[mpich-discuss] halt after mpiexec
Dave Goodell
goodell at mcs.anl.gov
Thu Jan 14 10:12:24 CST 2010
Sorry, I gave poor instructions on using hydra. Because there is no
mpdboot step in normal hydra usage, you need to specify a hostfile for
hydra when running mpiexec:
mpiexec.hydra -f hostfile -n 3 /path/to/cpi
Where hostfile should contain in your case:
--------8<-------
rome
meg
julia
--------8<-------
-Dave
On Jan 14, 2010, at 9:58 AM, Gao, Yi wrote:
> Hi Dave,
>
> Thanks for the advice. I followed your two suggestions (MPICH_NO_LOCAL
> and mpiexec.hydra) and tried as follows:
>
> 1. use MPICH_NO_LOCAL=1 mpiexec -n i /path/to/cpi
>
> i=1, no problem, runs on rome (2-core-machine) with one process and
> exit.
>
> i=2, halt with the output:
> Process 1 of 2 is on meg // meg has 1 core
>
> i = 3, halt like this:
> Process 2 of 3 is on julia // julia has 1 core
> Process 1 of 3 is on meg
>
> i=4, halt like this:
> Process 1 of 4 is on meg
> Process 2 of 4 is on julia
>
> i=5, halt like this:
> Process 2 of 5 is on julia
> Process 1 of 5 is on meg
> Process 4 of 5 is on meg
>
> In all halt cases above, when doing a top at the meg or julia, the cpu
> is 100% used. For i=5 case, seems that 2 threads are running on a
> single core machine(meg), each of which takes about 50% cpu when
> testing with top. None of the above shows rome, the 2core machine, in
> the output.
>
> So, comparing with situation without "MPICH_NO_LOCAL=1", this time it
> only stops there without giving some error message.
>
> 2. mpiexec.hydra -n i /path/to/cpi
>
> 2.1
>
> First, it asked me to add local host to known hosts: and I answered
> yes.
>
> The authenticity of host 'localhost (::1)' can't be established.

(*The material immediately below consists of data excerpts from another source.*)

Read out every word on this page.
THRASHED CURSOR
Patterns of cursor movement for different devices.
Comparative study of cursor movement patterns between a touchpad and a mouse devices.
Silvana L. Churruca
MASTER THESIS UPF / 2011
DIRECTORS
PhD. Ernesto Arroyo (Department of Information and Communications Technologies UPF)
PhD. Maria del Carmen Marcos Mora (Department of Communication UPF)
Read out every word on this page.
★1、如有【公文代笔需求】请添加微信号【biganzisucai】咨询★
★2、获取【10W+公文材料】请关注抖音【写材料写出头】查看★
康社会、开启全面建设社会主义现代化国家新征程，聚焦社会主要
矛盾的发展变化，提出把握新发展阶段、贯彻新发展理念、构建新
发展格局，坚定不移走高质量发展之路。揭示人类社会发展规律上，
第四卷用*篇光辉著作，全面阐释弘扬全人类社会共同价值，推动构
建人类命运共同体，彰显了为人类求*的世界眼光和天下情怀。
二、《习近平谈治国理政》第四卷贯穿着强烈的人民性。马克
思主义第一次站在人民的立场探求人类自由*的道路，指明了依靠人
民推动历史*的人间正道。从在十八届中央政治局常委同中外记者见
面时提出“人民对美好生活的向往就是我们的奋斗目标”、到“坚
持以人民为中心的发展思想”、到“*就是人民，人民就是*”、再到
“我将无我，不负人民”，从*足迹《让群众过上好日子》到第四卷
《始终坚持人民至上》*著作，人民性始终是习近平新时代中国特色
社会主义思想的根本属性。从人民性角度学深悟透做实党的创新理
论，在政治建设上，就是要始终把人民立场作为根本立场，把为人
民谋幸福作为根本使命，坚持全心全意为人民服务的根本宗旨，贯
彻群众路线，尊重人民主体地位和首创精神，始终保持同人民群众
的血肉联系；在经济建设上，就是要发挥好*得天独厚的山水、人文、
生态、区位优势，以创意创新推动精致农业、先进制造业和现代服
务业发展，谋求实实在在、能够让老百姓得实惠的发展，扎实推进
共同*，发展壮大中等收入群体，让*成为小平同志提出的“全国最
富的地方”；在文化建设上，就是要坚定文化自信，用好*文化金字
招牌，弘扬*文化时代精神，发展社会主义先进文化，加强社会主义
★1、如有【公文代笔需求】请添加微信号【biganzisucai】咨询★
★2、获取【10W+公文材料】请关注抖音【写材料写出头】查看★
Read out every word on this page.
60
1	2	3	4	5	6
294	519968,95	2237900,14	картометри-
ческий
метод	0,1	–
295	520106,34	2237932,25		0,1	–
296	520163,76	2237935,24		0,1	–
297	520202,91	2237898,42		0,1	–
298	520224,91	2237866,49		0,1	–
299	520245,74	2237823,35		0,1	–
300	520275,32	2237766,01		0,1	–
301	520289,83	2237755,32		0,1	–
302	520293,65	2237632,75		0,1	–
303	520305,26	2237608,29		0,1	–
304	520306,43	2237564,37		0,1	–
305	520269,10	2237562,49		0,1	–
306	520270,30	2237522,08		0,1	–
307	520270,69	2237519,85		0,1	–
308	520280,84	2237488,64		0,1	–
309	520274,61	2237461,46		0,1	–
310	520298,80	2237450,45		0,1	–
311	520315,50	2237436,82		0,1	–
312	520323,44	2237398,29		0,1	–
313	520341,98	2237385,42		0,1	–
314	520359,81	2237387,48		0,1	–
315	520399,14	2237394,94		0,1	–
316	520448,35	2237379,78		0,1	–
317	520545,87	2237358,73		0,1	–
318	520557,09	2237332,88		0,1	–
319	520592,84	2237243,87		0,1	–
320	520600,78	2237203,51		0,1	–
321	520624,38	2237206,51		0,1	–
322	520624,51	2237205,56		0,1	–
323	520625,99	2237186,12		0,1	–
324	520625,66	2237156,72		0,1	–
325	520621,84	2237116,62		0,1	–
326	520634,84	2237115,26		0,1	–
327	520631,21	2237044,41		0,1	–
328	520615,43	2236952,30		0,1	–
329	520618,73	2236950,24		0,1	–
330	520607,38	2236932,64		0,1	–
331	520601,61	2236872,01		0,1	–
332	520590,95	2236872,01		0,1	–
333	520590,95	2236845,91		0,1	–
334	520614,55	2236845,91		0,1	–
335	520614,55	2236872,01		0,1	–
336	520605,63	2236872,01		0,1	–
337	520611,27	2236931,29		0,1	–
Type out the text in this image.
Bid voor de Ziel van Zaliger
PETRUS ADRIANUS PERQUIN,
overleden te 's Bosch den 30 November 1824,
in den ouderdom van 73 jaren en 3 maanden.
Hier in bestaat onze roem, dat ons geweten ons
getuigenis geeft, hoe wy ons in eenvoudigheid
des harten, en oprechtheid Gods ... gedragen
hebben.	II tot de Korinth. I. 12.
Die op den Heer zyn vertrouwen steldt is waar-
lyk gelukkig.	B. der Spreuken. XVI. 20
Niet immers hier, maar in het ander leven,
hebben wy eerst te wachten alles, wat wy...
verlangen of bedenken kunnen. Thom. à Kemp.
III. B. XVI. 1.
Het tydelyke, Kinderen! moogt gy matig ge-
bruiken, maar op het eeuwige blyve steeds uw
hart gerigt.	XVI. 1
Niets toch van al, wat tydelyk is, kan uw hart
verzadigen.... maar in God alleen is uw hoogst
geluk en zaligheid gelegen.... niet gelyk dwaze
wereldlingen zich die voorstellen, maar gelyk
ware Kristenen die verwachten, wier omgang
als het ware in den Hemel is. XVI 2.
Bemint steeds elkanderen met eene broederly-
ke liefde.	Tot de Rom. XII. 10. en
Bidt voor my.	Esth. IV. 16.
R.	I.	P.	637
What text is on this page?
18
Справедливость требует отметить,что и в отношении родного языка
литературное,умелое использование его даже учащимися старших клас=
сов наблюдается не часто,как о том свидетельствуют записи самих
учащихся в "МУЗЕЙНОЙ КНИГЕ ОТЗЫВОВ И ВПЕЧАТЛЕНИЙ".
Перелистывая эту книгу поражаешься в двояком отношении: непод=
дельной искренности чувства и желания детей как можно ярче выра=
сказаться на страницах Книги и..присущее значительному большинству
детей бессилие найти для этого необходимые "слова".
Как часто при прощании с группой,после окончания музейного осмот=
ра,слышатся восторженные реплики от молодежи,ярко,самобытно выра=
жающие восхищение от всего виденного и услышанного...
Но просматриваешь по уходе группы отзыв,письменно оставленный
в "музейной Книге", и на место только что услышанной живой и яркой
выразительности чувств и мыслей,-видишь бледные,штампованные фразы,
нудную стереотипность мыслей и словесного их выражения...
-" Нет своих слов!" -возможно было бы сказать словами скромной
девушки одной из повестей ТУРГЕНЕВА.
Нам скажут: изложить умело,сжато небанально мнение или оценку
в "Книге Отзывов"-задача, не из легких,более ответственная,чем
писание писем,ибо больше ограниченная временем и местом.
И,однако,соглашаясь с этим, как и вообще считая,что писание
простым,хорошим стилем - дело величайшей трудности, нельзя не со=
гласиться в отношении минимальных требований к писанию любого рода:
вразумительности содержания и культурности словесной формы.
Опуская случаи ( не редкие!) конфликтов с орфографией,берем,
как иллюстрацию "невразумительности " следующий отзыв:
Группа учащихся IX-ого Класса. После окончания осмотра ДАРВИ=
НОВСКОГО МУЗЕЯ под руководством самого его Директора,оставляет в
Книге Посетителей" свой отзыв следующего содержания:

> RSA key fingerprint is 3e:62:41:30:a8:40:33:7e:b4:34:8e:
> 2c:f4:37:43:20.
> Are you sure you want to continue connecting (yes/no)? yes
> Warning: Permanently added 'localhost' (RSA) to the list of known
> hosts.
> Process 2 of 3 is on rome
> Process 1 of 3 is on rome
> Process 0 of 3 is on rome
> pi is approximately 3.1415926544231323, Error is 0.0000000008333392
> wall clock time = 0.008936
>
> 2.2
>
> The above case is when i=3, it runs and exit without error message.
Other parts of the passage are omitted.